Failed to delete snapshot: Operation failed. Failed to delete snapshot: Error in ioctl(PLOOP_IOC_MERGE): Device or resource busy [3]
Failed to delete snapshot {f941b9bd-bc78-4b8f-a846-c91ec61499d2}
-
It is not possible to create a new backup of the affected ploop container:
~# vzabackup -F localhost -e 333
Starting backup operation for node 'pcs.container.org'...
* Operation with the Container pcs.container.org is started
* Preparing for backup operation
* Operation with the Container pcs.container.org is finished successfully.
Backup operation for node 'pcs.container.org' failed:
Backup failed
Cause
Previous backup of the container was not finished properly - it was terminated or it crashed.
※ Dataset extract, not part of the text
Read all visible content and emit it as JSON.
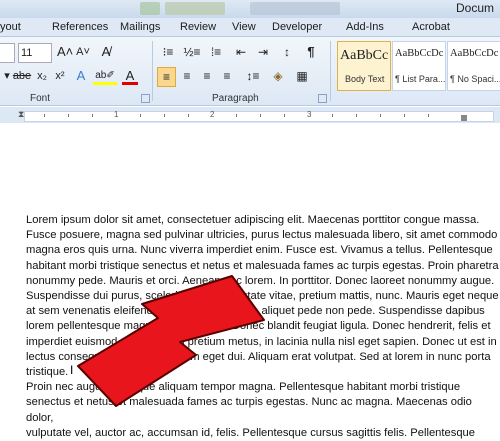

As a result, container's image is mounted twice.
Resolution
-
Clarify who locks root.hds:
~# grep /333/ /sys/block/ploop*/pdelta/*/image
/sys/block/ploop32064/pdelta/0/image:/vz/private/333/root.hdd/root.hds
/sys/block/ploop32064/pdelta/1/image:/vz/private/333/root.hdd/root.hds.{f37e6b00-7fcb-49b8-8942-58179ba3900d}
/sys/block/ploop43803/pdelta/0/image:/vz/private/333/root.hdd/root.hds
So you can see that root.hds is mounted twice.
-
Check what is regular mount and what mount is related to terminated backup:
~# cat /proc/mounts | grep 333 | grep ploop
/dev/ploop32064p1 /vz/root/333 ext4 rw,relatime,barrier=1,data=ordered,balloon_ino=12,pfcache_csum,pfcache=/vz/pfcache,jqfmt=vfsv0,usrjquota=aquota.user,grpjquota=aquota.group 0 0
/dev/ploop43803p1 /vz/backup/333/tmpidyHKK/fs ext4 ro,relatime,barrier=1,data=ordered,balloon_ino=12,pfcache_csum 0 0
Most probably the second mount is related to a backup. You need to double check this assumption:
~# cat /sys/block/ploop43803/pstate/cookie
vzbackup
So it is obviously a backup-related mount that should be unmounted.
-
Confirm that the mount is not used by any process:
~# lsof 2> /dev/null | grep /vz/backup/333/tmpidyHKK/fs
~#
In case the mount is still in use by a backup process:
~# ps aux | grep vzlpl
root 429273 0.0 0.0 124800 7552 ? S 2013 0:00 /opt/pva/agent/bin/vzlpl /var/opt/pva/agent/tmp.JJbakK
root 520460 0.0 0.0 103256 848 pts/6 S+ 07:08 0:00 grep vzlpl
root 568003 0.0 0.0 123968 4168 ? S 2013 0:00 /opt/pva/agent/bin/vzlpl /var/opt/pva/agent/tmp.QxeOqd
Check if the process is actually operational and not stuck. For example, confirm that the temporary files in /var/opt/pva/agent/ are actually present. In case /var/opt/pva/agent/tmp.JJbakK and /var/opt/pva/agent/tmp.QxeOqd do not exist, kill both vzlpl processes and run lsof once again to confirm that the mount is not used.
-
Unmount the device:
~# umount /vz/backup/333/tmpidyHKK/fs
~# ploop umount -d /dev/ploop43803
Unmounting device /dev/ploop43803
Internal content
New backup creation should automatically unmount spare mounts, PVA-33402. But it still can fail to umount it properly and the operation might fail as the result.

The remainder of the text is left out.